Many people in the hospitality industry are young and may be living alone, with limited space, away from loved ones. These are often more junior members of staff and may well be feeling the most vulnerable and expendable. Are you checking in on them? If not, can you buddy them up with someone else to make sure that different members of your team are looking out for each other like they would members of their own family.

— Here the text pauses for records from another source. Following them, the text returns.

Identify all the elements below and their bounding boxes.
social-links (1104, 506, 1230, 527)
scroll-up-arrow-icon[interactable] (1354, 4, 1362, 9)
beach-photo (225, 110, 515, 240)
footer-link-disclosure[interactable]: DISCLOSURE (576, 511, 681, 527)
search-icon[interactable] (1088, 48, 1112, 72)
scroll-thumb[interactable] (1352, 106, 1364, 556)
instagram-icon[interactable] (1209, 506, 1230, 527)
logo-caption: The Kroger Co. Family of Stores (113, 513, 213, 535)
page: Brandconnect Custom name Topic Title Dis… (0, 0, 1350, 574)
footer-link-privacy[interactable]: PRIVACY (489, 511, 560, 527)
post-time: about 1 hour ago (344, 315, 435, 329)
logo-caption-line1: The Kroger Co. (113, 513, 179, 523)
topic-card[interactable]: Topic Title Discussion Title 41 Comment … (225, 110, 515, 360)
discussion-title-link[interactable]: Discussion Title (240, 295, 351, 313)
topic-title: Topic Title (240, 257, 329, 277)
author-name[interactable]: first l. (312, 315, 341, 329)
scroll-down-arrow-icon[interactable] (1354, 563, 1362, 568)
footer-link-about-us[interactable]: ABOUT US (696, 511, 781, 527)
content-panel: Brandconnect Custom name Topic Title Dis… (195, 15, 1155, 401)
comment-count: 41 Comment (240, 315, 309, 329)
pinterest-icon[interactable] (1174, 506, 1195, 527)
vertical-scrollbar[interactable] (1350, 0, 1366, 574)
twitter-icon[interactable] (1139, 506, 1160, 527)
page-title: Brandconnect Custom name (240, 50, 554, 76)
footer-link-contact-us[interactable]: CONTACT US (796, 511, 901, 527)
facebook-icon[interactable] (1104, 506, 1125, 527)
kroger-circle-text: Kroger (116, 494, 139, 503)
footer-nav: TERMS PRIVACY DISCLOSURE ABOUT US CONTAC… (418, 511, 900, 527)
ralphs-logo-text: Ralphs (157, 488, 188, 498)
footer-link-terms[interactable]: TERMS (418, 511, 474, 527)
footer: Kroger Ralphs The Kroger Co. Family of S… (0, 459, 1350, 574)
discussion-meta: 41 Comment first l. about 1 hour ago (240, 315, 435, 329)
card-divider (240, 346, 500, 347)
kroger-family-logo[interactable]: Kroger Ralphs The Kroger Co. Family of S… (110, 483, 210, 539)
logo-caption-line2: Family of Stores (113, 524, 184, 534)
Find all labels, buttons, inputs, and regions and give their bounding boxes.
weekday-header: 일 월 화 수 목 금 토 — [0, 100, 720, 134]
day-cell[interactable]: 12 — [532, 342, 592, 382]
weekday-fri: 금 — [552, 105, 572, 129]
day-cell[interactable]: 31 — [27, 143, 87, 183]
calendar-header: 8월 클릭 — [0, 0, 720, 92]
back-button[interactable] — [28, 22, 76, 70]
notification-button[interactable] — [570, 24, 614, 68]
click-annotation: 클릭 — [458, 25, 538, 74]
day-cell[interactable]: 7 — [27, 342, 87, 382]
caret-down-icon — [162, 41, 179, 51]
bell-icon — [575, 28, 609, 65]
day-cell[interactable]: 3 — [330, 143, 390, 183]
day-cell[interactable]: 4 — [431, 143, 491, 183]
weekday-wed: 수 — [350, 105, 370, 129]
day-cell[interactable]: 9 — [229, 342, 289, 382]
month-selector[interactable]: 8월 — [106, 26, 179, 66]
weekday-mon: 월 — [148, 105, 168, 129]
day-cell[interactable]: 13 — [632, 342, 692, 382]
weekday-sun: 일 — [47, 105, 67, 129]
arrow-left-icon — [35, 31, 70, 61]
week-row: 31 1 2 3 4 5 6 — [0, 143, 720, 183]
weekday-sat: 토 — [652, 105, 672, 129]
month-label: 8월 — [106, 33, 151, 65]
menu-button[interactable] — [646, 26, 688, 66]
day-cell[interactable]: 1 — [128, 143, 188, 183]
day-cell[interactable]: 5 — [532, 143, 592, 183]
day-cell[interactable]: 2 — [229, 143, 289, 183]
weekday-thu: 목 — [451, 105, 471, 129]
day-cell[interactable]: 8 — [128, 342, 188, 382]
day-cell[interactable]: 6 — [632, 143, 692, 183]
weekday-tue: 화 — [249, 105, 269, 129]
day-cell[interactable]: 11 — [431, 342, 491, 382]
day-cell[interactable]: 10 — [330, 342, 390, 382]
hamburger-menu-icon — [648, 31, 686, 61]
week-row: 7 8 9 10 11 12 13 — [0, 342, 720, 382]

Do you need to be responsible for all aspects of staff engagement or could you ask another team member to become a Mental Health and Wellbeing Champion?
3. Keep them learning
Perhaps learning breadmaking is too close to home for some of your teams but developing new skills or brushing up on old ones is a valuable way to stave off feelings of depression and worthlessness. If nothing else, now might be the perfect time to encourage your staff to access the wealth of free resources available and try a new personal challenge – not to be called a New Year Resolution.
The recent Harri Employee Engagement survey suggested that at least 22% of respondents were looking at other employment sectors. One way to minimise the brain drain from your teams is to keep them invested in the hospitality sector through encouraging continuous professional development in relevant areas.
4. Give people a reason to get dressed
As nice as it is to slob around in our PJs and slippers every now and then, in the longer-term, lack of personal care can lead to a decline in motivation. In an industry in which taking pride in your appearance is important, we need to give staff reasons to look after themselves.
Encourage staff to get outside through team challenges. The Scouts recently walked to the Moon for charity. Your team might not be ready for the scale of that challenge (240,000 miles) but there are various resources which show how many steps it takes to walk from Land’s End to John O’ Groats (874 miles). Even just a weekly photo gallery of pictures staff took whilst on their walks might encourage the more sedentary outside briefly.
Zoom Book Clubs may not be your thing but perhaps Zoom movie Clubs or Netflix’s Watch Parties would be. Anything that involves visual interaction should encourage people to make a modest effort with their appearance and, conversely, a deteriorating personal appearance can be a useful way of identifying staff who may need a little extra support.
5. Look after yourself
How are you doing?
How have you been prioritising your own mental health? Leaders are also people trying to run a business in the middle of a pandemic. If you are too busy worrying about everything and everyone then take a breath? How far are you modelling some of the ideas set out above? There are lots of resources to help including this one called now pause.
Harri offers mental health tools as part of our Compliance Package – Managing stress & anxiety in your teams.
Teams need stable leaders. If you are stressed and anxious it will filter down to your staff. This isn’t about being unrealistic about the situation, but it is about trying to present a positive aspect when communicating. Fake it ‘til you make it, may seem an odd mantra for these circumstances but it is an aspect of Cognitive Behavioural Therapy. If we keep offering the world a positive face even when it is hard, some of that positivity eventually becomes part of our reality.
Maybe the original idea behind Blue Monday was a bit of pseudo-science but that doesn’t mean we shouldn’t use the opportunity to give ourselves a mental health check.